I need my hand-scribbled notes of tasks to keep me focused. It is a security blanket. By putting it all down on paper, everything seems more manageable, and I can see it there inked to a scrap of paper instead of working under of the added pressure of trying to contain it all in my head.
Or at least, it is manageable until it is not. In the past I would write down everything, down to “create next week’s to-do list,” that I could possibly need to complete ever. Sometimes I would even color code it in a calendar.

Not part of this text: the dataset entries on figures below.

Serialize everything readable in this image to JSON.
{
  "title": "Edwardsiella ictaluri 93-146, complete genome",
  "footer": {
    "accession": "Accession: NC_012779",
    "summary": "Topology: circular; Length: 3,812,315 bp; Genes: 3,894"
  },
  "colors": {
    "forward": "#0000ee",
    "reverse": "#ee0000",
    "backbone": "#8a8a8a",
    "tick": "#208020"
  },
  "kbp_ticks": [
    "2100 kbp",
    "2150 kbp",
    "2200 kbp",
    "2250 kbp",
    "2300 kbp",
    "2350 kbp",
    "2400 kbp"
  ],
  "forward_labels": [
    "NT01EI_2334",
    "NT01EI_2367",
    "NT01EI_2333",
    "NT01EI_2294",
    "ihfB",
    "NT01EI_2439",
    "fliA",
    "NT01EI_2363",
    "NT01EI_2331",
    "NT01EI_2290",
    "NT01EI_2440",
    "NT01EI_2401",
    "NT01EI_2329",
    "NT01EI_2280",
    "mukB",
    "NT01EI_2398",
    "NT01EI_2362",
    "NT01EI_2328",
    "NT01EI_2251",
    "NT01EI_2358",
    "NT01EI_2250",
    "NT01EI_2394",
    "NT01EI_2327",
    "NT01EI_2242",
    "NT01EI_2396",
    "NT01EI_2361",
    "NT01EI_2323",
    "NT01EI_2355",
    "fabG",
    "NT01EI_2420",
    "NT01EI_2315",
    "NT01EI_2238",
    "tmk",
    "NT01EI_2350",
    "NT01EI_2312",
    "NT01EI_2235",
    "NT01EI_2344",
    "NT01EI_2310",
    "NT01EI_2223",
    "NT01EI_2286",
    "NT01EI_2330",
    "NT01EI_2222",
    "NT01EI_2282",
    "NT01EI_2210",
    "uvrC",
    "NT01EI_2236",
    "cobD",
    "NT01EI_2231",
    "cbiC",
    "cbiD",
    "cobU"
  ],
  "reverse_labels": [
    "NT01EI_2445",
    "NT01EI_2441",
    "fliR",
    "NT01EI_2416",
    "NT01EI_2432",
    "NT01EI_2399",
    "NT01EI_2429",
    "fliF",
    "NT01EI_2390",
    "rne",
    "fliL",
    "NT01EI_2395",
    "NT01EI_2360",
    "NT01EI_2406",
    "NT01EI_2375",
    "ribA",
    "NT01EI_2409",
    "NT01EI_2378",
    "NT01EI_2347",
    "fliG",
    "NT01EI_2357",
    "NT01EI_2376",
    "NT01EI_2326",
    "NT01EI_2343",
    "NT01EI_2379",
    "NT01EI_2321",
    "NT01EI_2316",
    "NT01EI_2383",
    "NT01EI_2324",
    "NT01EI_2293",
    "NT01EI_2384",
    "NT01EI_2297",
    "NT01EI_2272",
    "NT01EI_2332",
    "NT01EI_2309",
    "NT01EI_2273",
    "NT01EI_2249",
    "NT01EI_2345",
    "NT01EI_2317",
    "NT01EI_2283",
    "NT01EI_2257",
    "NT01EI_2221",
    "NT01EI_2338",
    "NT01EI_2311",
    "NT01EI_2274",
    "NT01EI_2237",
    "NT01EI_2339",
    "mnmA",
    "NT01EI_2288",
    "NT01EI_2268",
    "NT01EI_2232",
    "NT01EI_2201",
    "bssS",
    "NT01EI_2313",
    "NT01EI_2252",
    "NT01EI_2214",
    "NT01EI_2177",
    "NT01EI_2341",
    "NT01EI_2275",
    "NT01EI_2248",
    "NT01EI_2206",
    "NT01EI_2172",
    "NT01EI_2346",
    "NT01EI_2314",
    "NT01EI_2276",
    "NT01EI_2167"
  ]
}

I would generate lengthy assignments for myself that were impossible to accomplish, and then I would chastise myself when I could not cross off every item from the list. It finally got to the point where I had to prove to myself it was an insane challenge by allotting estimated time amounts to each task, and that is when I realized one night’s work would have me to-doing away until 3 a.m.
The madness had to stop. I decided to go cold turkey from my lists. I would become a free spirit in a world of those shackled to their overbooked schedules. I would take care of what needed to be done in the order it popped into my head, and if that never happened, well, it must not have been too urgent anyway.
This was a terrible plan. At first, it felt like a vacation. I could relax at the end of a busy work day without feeling the pressure of that pesky list waiting for me at home, but as days passed I realized without that list I became a real slug.
Sure, things popped into my head, but they were thoughts like, “Check email,” “Watch TV,” or, “Surf internet for invention of Silly Putty.” By the end of the week, my dirty dishes had captured every inch of my counter space, I was receiving nagging text messages from my cell phone service about my soon-to-be past due bill, and my couch was developing a permanent indentation in the cushions.
Lesson learned. As with much in life, everything needs to be done in moderation. My to-do lists are a necessary evil that I cannot “do” without.